La cultura del entretenimiento

El otro día leía en El País una entrevista a Vargas-Llosa a raíz de un ensayo que acaba de publicar el autor: La Civilización del Espectáculo. Se queja Vargas-Llosa de que la cultura del entretenimiento lo ha devorado todo, ha arrasado con el concepto tradicional de cultura y lo ha reducido a lo espectacular, a lo inmediato, a lo fácil de digerir. Aunque estoy de acuerdo con mucho de lo que dice en el transcurso de la (muy larga) entrevista, creo que Vargas-Llosa erra el tiro en lo esencial. Y no es que pretenda venir yo a enmendarle la plana a un premio Nobel… o sí ¿por qué no?… pero a lo que me refería es a lo siguiente: ¿no es la cultura del entretenimiento, simple y llanamente, la cultura de nuestros días, la cultura que genera nuestra sociedad? ¿No es arremeter contra ella de manera genérica síntoma de… no sé… elitismo?
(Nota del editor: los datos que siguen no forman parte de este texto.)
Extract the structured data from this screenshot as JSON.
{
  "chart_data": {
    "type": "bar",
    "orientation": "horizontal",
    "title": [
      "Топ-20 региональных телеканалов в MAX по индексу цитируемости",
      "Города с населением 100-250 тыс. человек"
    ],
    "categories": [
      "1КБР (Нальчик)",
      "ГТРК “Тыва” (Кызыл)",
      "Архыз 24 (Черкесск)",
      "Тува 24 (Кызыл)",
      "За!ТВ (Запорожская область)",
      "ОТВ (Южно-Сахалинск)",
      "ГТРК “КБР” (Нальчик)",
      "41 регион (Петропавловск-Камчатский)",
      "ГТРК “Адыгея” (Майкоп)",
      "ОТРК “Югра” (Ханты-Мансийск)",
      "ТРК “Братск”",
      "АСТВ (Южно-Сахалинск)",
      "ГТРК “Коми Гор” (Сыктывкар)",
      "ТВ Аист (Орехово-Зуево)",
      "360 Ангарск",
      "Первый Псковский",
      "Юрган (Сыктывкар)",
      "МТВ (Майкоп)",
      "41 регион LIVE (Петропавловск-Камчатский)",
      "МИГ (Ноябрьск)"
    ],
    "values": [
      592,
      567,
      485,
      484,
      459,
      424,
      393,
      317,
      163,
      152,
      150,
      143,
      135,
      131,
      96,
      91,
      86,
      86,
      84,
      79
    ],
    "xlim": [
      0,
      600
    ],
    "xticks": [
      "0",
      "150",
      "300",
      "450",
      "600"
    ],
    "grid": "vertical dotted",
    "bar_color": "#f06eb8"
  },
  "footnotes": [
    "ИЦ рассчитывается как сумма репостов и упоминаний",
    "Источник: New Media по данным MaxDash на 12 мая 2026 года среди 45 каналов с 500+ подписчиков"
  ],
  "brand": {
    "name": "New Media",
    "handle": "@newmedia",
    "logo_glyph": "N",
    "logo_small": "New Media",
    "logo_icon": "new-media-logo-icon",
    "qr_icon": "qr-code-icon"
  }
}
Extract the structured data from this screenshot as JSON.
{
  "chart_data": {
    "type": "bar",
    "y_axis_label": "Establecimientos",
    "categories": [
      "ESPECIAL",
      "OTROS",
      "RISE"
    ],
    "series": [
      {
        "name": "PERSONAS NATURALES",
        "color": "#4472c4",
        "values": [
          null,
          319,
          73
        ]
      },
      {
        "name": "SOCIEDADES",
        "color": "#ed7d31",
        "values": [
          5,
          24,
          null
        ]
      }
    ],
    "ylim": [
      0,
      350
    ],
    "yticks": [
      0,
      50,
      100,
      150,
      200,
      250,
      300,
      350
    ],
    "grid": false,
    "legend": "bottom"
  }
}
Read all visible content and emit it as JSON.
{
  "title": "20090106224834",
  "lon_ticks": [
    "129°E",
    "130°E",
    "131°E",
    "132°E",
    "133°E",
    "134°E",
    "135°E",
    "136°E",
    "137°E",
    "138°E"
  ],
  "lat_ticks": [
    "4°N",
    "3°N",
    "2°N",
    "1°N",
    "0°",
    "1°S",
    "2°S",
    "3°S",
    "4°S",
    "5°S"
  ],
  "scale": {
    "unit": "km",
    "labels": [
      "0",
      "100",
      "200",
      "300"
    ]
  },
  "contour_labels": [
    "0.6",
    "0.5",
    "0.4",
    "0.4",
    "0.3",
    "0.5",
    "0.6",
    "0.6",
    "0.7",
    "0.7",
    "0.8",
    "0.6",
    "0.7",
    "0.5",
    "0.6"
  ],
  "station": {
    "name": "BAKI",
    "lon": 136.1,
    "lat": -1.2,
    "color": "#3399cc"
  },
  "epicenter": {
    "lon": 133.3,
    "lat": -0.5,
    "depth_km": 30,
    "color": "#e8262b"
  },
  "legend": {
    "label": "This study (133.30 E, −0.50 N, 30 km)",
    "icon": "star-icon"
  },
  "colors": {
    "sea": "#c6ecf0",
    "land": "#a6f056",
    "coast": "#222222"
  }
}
Igual que en los siglos pasados la cultura prosperaba al auspicio de los ricos y poderosos, dependiente de los gustos de una minoría, la cultura hoy día debe responder ante otros criterios. Ahora los mecenas son el gran público, un público heterogéneo y con un nivel educativo medio; nosotros somos los que decidimos quién merece la pena ganarse la vida a través del arte y la cultura y quién no. Y es un espectro tan amplio que incluso las propuestas más minoritarias, si encuentran su público, pueden pervivir.

Es cierto lo que dice Vargas-Llosa respecto al marketing y la publicidad: tienen un peso desmedido frente a los auténticos valores artísticos, pero es una influencia inmediata y poco duradera. Lo que conforma nuestro bagaje cultural no son las películas, libros o  grupos musicales en los que la industria más ha invertido, sino los que verdaderamente han merecido trascender. ¿Podemos decir que los Beatles, Stephen King, The Wire o el cine de Chris Nolan son productos culturales de menor valor que los producidos siglos atrás? Ni de coña. La cultura del entretenimiento produce verdadero arte, uno distinto quizás, más rodeado de ruido que nunca, pero eso no significa que no esté ahí, sólo que debemos estar más atentos para discernirlo de la basura que produce el sistema. Se queja Vargas-Llosa en la entrevista de que quedó sobrecogido hace unos años al visitar la Bienal de Venecia y descubrir que allí había más fraude que arte. Quizás el problema sea ese: pretender toparse con la cultura en la Bienal de Venecia.